When I used to program in SAS, it was easy to loop across variables and generate rows after applying some sort of logic. I would like to do this in R. To illustrate, consider the following scenario.
Input
+----+----------------+-------------------+-------------+
| ID | lvl1 | lvl2 | lvl3 |
+----+----------------+-------------------+-------------+
| 1 | United States | Ohio | Cincinnati |
| 2 | Ohio | Cincinnati | |
| 3 | Canada | British Columbia | Vancouver |
+----+----------------+-------------------+-------------+
Let array _lvl contain lvl1, lvl2, and lvl3 and loop from i = 1 to 3 (the upper bound).
This should produce the following for ID = 2.
Output
+----+-------+-------------+-------+
| ID | lvl1 | lvl2 | lvl3 |
+----+-------+-------------+-------+
| 2 | Ohio | | |
| 2 | Ohio | Cincinnati | |
+----+-------+-------------+-------+
Thank you in advance.
I'm not too keen on your particular use case, but I'm sympathetic to the general struggle of adjusting to R after using the SAS data step in this way.
The way I emulate output statements in data step in R, is by applying functions along the rows (or in this case, columns) of a data frame.

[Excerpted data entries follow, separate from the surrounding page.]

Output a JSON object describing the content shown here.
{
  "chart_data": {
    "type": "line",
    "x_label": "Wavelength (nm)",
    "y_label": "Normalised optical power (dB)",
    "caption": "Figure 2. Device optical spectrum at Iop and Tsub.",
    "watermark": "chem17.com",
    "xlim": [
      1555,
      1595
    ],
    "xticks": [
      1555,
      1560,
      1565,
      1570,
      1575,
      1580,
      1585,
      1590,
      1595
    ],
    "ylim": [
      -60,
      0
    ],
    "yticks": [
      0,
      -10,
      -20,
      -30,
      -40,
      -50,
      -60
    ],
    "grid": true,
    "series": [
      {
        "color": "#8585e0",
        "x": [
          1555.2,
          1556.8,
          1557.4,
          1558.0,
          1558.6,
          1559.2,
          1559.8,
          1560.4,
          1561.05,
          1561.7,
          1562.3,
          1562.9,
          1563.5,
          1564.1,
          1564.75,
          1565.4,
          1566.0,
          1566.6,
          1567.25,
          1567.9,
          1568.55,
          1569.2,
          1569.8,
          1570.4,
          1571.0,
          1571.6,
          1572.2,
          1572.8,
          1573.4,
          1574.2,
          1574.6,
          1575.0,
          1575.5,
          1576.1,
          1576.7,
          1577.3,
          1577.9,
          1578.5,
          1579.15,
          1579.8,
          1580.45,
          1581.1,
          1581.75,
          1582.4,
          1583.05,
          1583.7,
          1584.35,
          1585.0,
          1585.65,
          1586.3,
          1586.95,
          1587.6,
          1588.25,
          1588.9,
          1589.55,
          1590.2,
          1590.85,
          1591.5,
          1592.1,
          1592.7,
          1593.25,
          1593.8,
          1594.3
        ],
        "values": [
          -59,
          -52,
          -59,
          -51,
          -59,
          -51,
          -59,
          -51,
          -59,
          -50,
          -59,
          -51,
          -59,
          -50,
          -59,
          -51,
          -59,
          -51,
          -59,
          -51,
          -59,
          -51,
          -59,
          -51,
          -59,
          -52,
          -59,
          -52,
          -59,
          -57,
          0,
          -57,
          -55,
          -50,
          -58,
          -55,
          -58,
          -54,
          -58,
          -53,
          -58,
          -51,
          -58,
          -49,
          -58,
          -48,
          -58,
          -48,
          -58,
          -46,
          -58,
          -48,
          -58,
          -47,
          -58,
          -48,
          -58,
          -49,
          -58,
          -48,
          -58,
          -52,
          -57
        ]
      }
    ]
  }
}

Define your "array" of column names:
lvl <- c('lvl1','lvl2','lvl3')
Then mimic the SAS output statements using a function (with i
playing the same role as the index of your SAS array, data
representing the input data frame, and names
being the entire vector of columns names to iterate over):
outputcriteria <- function(i, data, names) {
data <- data[!is.na(data[,names[i]]),] #exclude rows with NA in the current column
data[,names[-(1:i)]] <- NA #blank out columns after the current column
return (data)
}
Then apply this function to your data frame df
with lapply()
by setting the input vector to 1:length(lvl)
(the index of your vector of column names), and also passing the data
and name
arguments into the function:
l <- lapply(1:length(lvl), outputcriteria, data = df, names = lvl)
The result l
is a list of three data frames (one for each iteration), which you can rbind
into a single data frame:
do.call(rbind, l)
The main difference is that you end up reading the data three times and outputting a data frame each time, as opposed to reading it once in SAS.